Usually my 2 mechs ,dripper, batteries, charger & DIY gear.


----------



## WillieRoux (6/7/15)

No no...I go with backpack....leaving nothing to chance....go prepared....

Reactions: Like 2 | Winner 1


----------



## Alawhie (6/7/15)

Can do the Cape to Cairo on 1 charge...
10 x 26650 = 35000 mah

Reactions: Funny 3


----------



## Gizmo (6/7/15)

EXTREME VAPING LOL! :0

Reactions: Funny 1


----------



## Silver (6/7/15)

Alawhie said:


> Can do the Cape to Cairo on 1 charge...
> 10 x 26650 = 35000 mah



Thats my kind of mod @Alawhie
As long as I can fit my Evod on it, then I will take one!
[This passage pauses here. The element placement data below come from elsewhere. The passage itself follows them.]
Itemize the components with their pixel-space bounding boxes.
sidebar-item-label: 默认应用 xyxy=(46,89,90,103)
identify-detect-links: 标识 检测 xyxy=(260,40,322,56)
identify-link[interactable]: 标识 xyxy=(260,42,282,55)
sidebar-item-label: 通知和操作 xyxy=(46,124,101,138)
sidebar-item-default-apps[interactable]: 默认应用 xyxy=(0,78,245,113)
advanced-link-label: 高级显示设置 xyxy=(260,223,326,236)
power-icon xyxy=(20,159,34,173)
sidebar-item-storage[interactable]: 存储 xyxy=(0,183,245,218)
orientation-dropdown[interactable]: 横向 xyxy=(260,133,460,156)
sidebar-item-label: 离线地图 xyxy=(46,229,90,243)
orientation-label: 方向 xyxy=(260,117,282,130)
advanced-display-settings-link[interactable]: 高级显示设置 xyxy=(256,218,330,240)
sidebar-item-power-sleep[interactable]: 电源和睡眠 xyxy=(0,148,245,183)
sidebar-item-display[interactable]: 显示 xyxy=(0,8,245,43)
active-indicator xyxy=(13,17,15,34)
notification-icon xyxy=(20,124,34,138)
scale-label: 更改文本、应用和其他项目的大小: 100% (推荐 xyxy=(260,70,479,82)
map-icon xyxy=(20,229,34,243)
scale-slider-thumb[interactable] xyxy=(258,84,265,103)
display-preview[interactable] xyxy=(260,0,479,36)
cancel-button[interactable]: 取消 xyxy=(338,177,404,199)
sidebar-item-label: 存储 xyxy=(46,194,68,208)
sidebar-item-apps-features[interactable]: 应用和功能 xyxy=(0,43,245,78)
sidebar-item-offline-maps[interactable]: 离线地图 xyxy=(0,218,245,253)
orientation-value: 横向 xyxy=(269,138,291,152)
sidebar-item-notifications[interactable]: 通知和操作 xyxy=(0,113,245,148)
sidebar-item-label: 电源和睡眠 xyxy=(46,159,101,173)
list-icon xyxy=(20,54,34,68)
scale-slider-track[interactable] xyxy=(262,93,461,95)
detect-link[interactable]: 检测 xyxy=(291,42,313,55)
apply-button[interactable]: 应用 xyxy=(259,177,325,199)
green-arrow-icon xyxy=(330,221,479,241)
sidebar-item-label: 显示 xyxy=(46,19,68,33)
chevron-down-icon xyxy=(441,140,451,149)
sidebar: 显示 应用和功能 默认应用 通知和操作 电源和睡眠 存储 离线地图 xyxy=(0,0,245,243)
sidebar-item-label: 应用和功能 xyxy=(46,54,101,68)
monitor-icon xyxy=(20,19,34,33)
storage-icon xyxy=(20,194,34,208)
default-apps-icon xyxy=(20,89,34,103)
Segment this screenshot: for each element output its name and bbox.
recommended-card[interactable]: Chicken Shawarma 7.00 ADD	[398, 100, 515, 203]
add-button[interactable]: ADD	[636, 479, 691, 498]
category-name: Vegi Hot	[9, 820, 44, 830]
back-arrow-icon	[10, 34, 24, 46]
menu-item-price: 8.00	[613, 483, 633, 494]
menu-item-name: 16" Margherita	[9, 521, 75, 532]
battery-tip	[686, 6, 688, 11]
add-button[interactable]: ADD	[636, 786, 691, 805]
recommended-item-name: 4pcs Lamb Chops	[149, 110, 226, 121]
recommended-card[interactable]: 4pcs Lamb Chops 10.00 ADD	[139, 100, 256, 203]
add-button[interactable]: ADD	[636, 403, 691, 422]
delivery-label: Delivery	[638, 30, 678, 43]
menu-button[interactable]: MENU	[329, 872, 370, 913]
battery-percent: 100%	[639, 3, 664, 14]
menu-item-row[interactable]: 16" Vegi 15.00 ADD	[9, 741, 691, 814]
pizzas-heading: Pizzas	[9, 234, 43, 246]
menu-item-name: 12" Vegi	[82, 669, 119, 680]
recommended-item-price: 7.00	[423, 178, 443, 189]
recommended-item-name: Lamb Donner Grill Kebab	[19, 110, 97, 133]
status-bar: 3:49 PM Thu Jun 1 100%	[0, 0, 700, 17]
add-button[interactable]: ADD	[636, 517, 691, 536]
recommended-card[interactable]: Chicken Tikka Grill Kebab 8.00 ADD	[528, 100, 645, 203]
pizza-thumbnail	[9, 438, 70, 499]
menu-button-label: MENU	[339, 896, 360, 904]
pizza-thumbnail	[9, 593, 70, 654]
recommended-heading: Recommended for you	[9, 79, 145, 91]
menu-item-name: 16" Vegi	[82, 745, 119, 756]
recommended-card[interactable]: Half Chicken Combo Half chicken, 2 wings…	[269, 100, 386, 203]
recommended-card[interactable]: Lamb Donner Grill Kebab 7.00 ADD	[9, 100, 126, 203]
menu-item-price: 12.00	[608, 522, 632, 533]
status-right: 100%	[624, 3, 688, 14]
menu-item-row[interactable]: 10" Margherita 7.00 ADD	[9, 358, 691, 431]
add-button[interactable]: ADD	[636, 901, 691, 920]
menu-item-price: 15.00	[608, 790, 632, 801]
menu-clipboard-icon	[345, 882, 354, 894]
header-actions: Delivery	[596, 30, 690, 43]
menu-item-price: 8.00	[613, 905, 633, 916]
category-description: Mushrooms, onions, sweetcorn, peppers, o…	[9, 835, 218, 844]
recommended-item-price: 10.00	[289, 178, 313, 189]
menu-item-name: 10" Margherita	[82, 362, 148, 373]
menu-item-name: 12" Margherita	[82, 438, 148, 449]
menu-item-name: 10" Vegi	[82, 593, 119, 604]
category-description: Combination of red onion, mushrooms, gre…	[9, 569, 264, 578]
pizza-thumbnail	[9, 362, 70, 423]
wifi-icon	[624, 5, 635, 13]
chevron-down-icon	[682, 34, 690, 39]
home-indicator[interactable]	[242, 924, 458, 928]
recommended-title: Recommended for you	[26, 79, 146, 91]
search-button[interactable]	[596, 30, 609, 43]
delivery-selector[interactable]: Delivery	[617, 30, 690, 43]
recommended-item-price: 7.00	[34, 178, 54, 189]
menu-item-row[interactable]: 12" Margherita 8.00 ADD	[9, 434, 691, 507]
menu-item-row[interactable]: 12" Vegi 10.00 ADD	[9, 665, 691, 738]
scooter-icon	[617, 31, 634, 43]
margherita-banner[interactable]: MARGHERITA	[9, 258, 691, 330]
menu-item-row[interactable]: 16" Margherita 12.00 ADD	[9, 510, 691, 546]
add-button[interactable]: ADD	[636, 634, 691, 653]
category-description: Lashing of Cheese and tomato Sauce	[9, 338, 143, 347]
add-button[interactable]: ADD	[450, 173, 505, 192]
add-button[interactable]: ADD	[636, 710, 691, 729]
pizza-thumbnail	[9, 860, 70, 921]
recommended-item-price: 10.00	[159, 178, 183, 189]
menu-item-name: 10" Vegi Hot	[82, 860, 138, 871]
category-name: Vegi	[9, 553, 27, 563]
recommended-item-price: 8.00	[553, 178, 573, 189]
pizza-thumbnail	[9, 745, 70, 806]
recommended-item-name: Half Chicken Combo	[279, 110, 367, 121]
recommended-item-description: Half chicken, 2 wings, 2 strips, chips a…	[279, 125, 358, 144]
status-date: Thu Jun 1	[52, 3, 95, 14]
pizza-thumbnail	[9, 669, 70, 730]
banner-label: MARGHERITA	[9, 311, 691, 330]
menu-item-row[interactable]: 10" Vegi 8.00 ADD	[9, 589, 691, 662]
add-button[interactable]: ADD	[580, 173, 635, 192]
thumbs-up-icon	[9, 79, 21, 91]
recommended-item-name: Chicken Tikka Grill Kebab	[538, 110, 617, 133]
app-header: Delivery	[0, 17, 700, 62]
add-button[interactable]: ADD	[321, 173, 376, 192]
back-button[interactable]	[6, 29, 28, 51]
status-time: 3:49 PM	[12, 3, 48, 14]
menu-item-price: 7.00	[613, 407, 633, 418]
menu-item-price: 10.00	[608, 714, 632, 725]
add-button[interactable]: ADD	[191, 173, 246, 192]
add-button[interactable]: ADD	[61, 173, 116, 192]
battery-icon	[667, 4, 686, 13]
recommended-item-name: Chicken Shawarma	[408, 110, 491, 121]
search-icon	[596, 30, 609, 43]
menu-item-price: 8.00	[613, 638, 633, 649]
EDIT - forgot to say - it needs to be able to fire at about 8 Watts

Reactions: Funny 2


----------



## Alawhie (6/7/15)

Perfect size to just carry around in your pocket all day too

Reactions: Funny 1


----------



## Alawhie (6/7/15)

Its parallel lol, so although it looks so bloody beastly, still only puts out 4.2v max. So for u silver... A 2.2ohm Atty will give you your 8 watts.... If that's your thing  however it'd be kinda like having a grain harvest tractor to mow your lawn lol. You have a gazillion amps to play with... Build super super sub-ohm coils... like zeros to five decimal places after the comma


----------